When you plan to upgrade or downgrade the runtime version for a canary, we recommend that you first clone the canary and update the runtime version in the cloned canary. Once you have verified that the clone with the new runtime version works, you can update the runtime version of your original canary and delete the clone.

Cross-origin request sharing (CORS) issue

In a UI canary, if some network requests are failing with 403 or net::ERR_FAILED, check whether the canary has active tracing enabled and also uses the Puppeteer function page.setExtraHTTPHeaders to add headers. If so, the failed network requests might be caused by cross-origin request sharing (CORS) restrictions. You can confirm whether this is the case by disabling active tracing or removing the extra HTTP headers.

Why does this happen?

When active tracing is used, an extra header is added to all outgoing requests to trace the call. Modifying the request headers by adding a trace header or adding extra headers using Puppeteer’s page.setExtraHTTPHeaders causes a CORS check for XMLHttpRequest (XHR) requests.

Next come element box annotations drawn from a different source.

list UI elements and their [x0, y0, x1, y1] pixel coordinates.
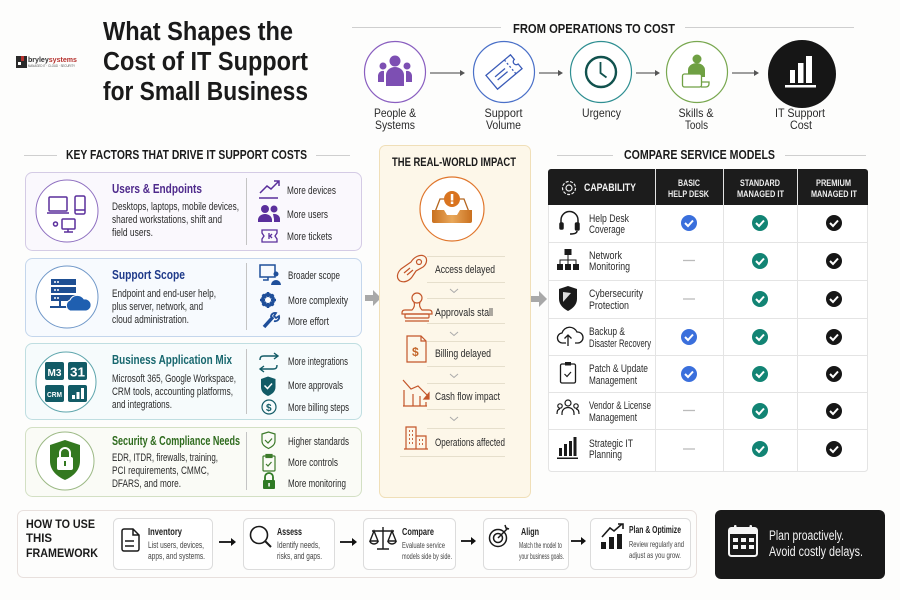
step: skills and tools: Tools: [685, 118, 708, 132]
panel: support scope: Support Scope: [112, 267, 185, 282]
heading: how to use: HOW TO USE: [26, 517, 95, 531]
panel: the real-world impact: Access delayed: [435, 264, 495, 276]
panel: support scope: More effort: [288, 316, 329, 328]
icon: inbox alert: [420, 177, 484, 241]
panel: the real-world impact: [380, 146, 530, 498]
row: patch and update management: Patch & Update: [589, 363, 648, 375]
callout: plan proactively: Plan proactively.: [769, 528, 844, 543]
row: help desk coverage: Coverage: [589, 224, 625, 236]
row: patch and update management: Management: [589, 375, 637, 387]
row: strategic it planning: [557, 437, 842, 461]
icon: server and cloud: [36, 266, 98, 328]
table header: [562, 178, 857, 200]
title: [103, 18, 308, 106]
icon: cash flow chart: [403, 380, 429, 406]
table header: MANAGED IT: [811, 189, 857, 200]
panel: support scope: plus server, network, and: [112, 301, 203, 313]
step: support volume: Support: [484, 106, 523, 120]
step: compare: models side by side.: [402, 552, 452, 561]
panel: business application mix: More approvals: [288, 380, 343, 392]
step: it support cost: Cost: [790, 118, 813, 132]
icon: devices: [36, 180, 98, 242]
table header: PREMIUM: [816, 178, 851, 189]
panel: business application mix: More integrations: [288, 356, 348, 368]
step: support volume: [474, 42, 534, 132]
row: network monitoring: [557, 249, 842, 273]
row: cybersecurity protection: Protection: [589, 300, 629, 312]
step: assess: Assess: [277, 526, 302, 538]
panel: security and compliance needs: More monitoring: [288, 478, 346, 490]
heading: from operations to cost: FROM OPERATIONS TO COST: [513, 21, 675, 36]
title: for Small Business: [103, 78, 308, 106]
icon: applications: [36, 352, 96, 412]
icon: more controls: [263, 454, 275, 471]
row: strategic it planning: Planning: [589, 449, 622, 461]
row: vendor and license management: [557, 400, 842, 424]
table header: CAPABILITY: [584, 182, 637, 194]
step: skills and tools: Skills &: [678, 106, 714, 120]
row: cybersecurity protection: Cybersecurity: [589, 288, 643, 300]
icon: applications: 31: [70, 364, 85, 380]
panel: support scope: Broader scope: [288, 270, 340, 282]
step: inventory: apps, and systems.: [148, 551, 205, 561]
panel: security and compliance needs: Higher standards: [288, 436, 349, 448]
logo: bryley systems: [16, 55, 77, 68]
panel: business application mix: and integrations.: [112, 399, 172, 411]
icon: broader scope: [260, 265, 281, 285]
row: backup and disaster recovery: Backup &: [589, 326, 625, 338]
row: strategic it planning: Strategic IT: [589, 438, 633, 450]
table header: HELP DESK: [668, 189, 709, 200]
icon: applications: M3: [48, 368, 62, 379]
step: urgency: Urgency: [582, 106, 621, 120]
heading: how to use: FRAMEWORK: [26, 546, 98, 560]
arrow: [430, 70, 465, 76]
panel: users and endpoints: Users & Endpoints: [112, 181, 202, 196]
row: patch and update management: [560, 362, 842, 387]
step: people and systems: People &: [374, 106, 416, 120]
logo: bryley systems: MANAGED IT · CLOUD · SECURITY: [28, 64, 75, 68]
panel: security and compliance needs: PCI requirements, CMMC,: [112, 465, 209, 477]
step: skills and tools: [666, 42, 728, 132]
step: align: Align: [521, 526, 539, 538]
panel: how to use this framework: [18, 510, 696, 578]
panel: users and endpoints: field users.: [112, 227, 153, 239]
step: assess: [244, 518, 334, 570]
step: align: [484, 518, 568, 570]
logo: bryley systems: bryleysystems: [28, 55, 77, 64]
panel: security and compliance needs: Security & Compliance Needs: [112, 433, 240, 448]
row: help desk coverage: [560, 212, 842, 236]
icon: more tickets: [262, 230, 277, 242]
panel: business application mix: CRM tools, accounting platforms,: [112, 386, 233, 398]
panel: security and compliance needs: DFARS, and more.: [112, 478, 181, 490]
icon: more approvals: [261, 376, 276, 396]
icon: more billing steps: $: [266, 403, 272, 414]
step: plan and optimize: adjust as you grow.: [629, 550, 681, 560]
panel: the real-world impact: Cash flow impact: [435, 391, 500, 403]
step: it support cost: IT Support: [775, 106, 826, 120]
step: inventory: List users, devices,: [148, 540, 204, 550]
callout: plan proactively: Avoid costly delays.: [769, 544, 863, 559]
panel: the real-world impact: Billing delayed: [435, 348, 491, 360]
icon: more complexity: [260, 292, 276, 308]
arrow: impact to service models: [531, 291, 547, 307]
icon: more effort: [264, 313, 279, 327]
step: align: your business goals.: [519, 552, 564, 561]
panel: users and endpoints: More devices: [287, 185, 336, 197]
table header: BASIC: [678, 178, 700, 189]
row: network monitoring: Network: [589, 250, 622, 262]
step: support volume: Volume: [486, 118, 521, 132]
step: assess: risks, and gaps.: [277, 551, 322, 561]
panel: the real-world impact: Operations affected: [435, 437, 505, 449]
arrow: [340, 538, 357, 546]
step: compare: [364, 518, 456, 570]
table header: STANDARD: [740, 178, 780, 189]
callout: plan proactively: [715, 510, 885, 579]
panel: business application mix: [26, 344, 362, 420]
icon: more monitoring: [263, 473, 275, 489]
panel: support scope: More complexity: [288, 295, 348, 307]
icon: calendar: [729, 525, 757, 556]
step: plan and optimize: [590, 518, 690, 570]
icon: stamp: [402, 293, 432, 321]
icon: more users: [258, 205, 280, 222]
arrow: [636, 70, 660, 76]
step: compare: Compare: [402, 526, 434, 538]
icon: invoice: [407, 336, 426, 362]
arrow: [732, 70, 759, 76]
icon: buildings: [404, 427, 428, 449]
panel: the real-world impact: THE REAL-WORLD IMPACT: [392, 157, 516, 169]
step: plan and optimize: Review regularly and: [629, 539, 684, 549]
table: service model comparison: [548, 169, 868, 472]
title: What Shapes the: [103, 18, 293, 46]
panel: support scope: cloud administration.: [112, 314, 189, 326]
panel: security and compliance needs: More controls: [288, 457, 338, 469]
step: inventory: Inventory: [148, 526, 182, 538]
row: help desk coverage: Help Desk: [589, 213, 629, 225]
step: assess: Identify needs,: [277, 540, 320, 550]
panel: users and endpoints: More tickets: [287, 231, 332, 243]
row: cybersecurity protection: [559, 286, 842, 312]
heading: how to use: [26, 517, 98, 560]
icon: applications: CRM: [47, 390, 62, 399]
row: vendor and license management: Management: [589, 412, 637, 424]
icon: more devices: [259, 181, 279, 198]
panel: the real-world impact: Approvals stall: [435, 307, 493, 319]
step: it support cost: [768, 40, 836, 132]
arrow: [571, 537, 586, 545]
step: compare: Evaluate service: [402, 541, 445, 550]
step: align: Match the model to: [519, 541, 562, 550]
arrow: [461, 537, 476, 545]
row: network monitoring: Monitoring: [589, 261, 630, 273]
panel: security and compliance needs: EDR, ITDR, firewalls, training,: [112, 452, 218, 464]
icon: shield lock: [36, 432, 94, 490]
arrow: [539, 70, 563, 76]
panel: users and endpoints: Desktops, laptops, mobile devices,: [112, 201, 239, 213]
table header: MANAGED IT: [737, 189, 784, 200]
step: plan and optimize: Plan & Optimize: [629, 524, 681, 536]
step: people and systems: [364, 42, 426, 132]
icon: more billing steps: [262, 400, 276, 414]
arrow: [219, 538, 236, 546]
step: people and systems: Systems: [375, 118, 415, 132]
icon: key: [397, 255, 427, 282]
heading: key factors: KEY FACTORS THAT DRIVE IT SUPPORT COSTS: [66, 148, 307, 162]
panel: business application mix: More billing steps: [288, 402, 349, 414]
row: backup and disaster recovery: Disaster Recovery: [589, 338, 651, 350]
arrow: factors to impact: [365, 290, 381, 306]
heading: how to use: THIS: [26, 531, 52, 545]
flow: operations to cost: [364, 40, 836, 132]
row: backup and disaster recovery: [557, 326, 842, 350]
icon: higher standards: [262, 432, 275, 448]
panel: support scope: [26, 258, 362, 336]
step: urgency: [570, 42, 632, 120]
panel: security and compliance needs: [26, 428, 362, 496]
heading: compare service models: COMPARE SERVICE MODELS: [624, 148, 775, 162]
panel: users and endpoints: More users: [287, 209, 328, 221]
row: vendor and license management: Vendor & License: [589, 400, 651, 412]
panel: users and endpoints: shared workstations, shift and: [112, 214, 222, 226]
panel: business application mix: Microsoft 365, Google Workspace,: [112, 373, 236, 385]
title: Cost of IT Support: [103, 48, 308, 76]
panel: business application mix: Business Application Mix: [112, 352, 233, 367]
step: inventory: [114, 518, 212, 570]
panel: users and endpoints: [26, 172, 362, 250]
panel: support scope: Endpoint and end-user help,: [112, 288, 216, 300]
panel: the real-world impact: $: [412, 345, 419, 359]
icon: more integrations: [260, 353, 278, 372]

If you don't want to disable active tracing or remove the extra headers, you can update your web application to allow cross-origin access or you can disable web security by using the disable-web-security flag when you launch the Chrome browser in your script.

You can override launch parameters used by CloudWatch Synthetics and pass additional disable-web-security flag parameters by using the CloudWatch Synthetics launch function. For more information, see Library functions available for Node.js canary scripts.

Note

You can override launch parameters used by CloudWatch Synthetics when you use runtime version syn-nodejs-2.1 or later.

Canary race condition issues

For the best experience when using CloudWatch Synthetics, ensure that the code written for the canaries is idempotent. Otherwise, in rare cases, canary runs may encounter race conditions when the canary interacts with the same resource across different runs.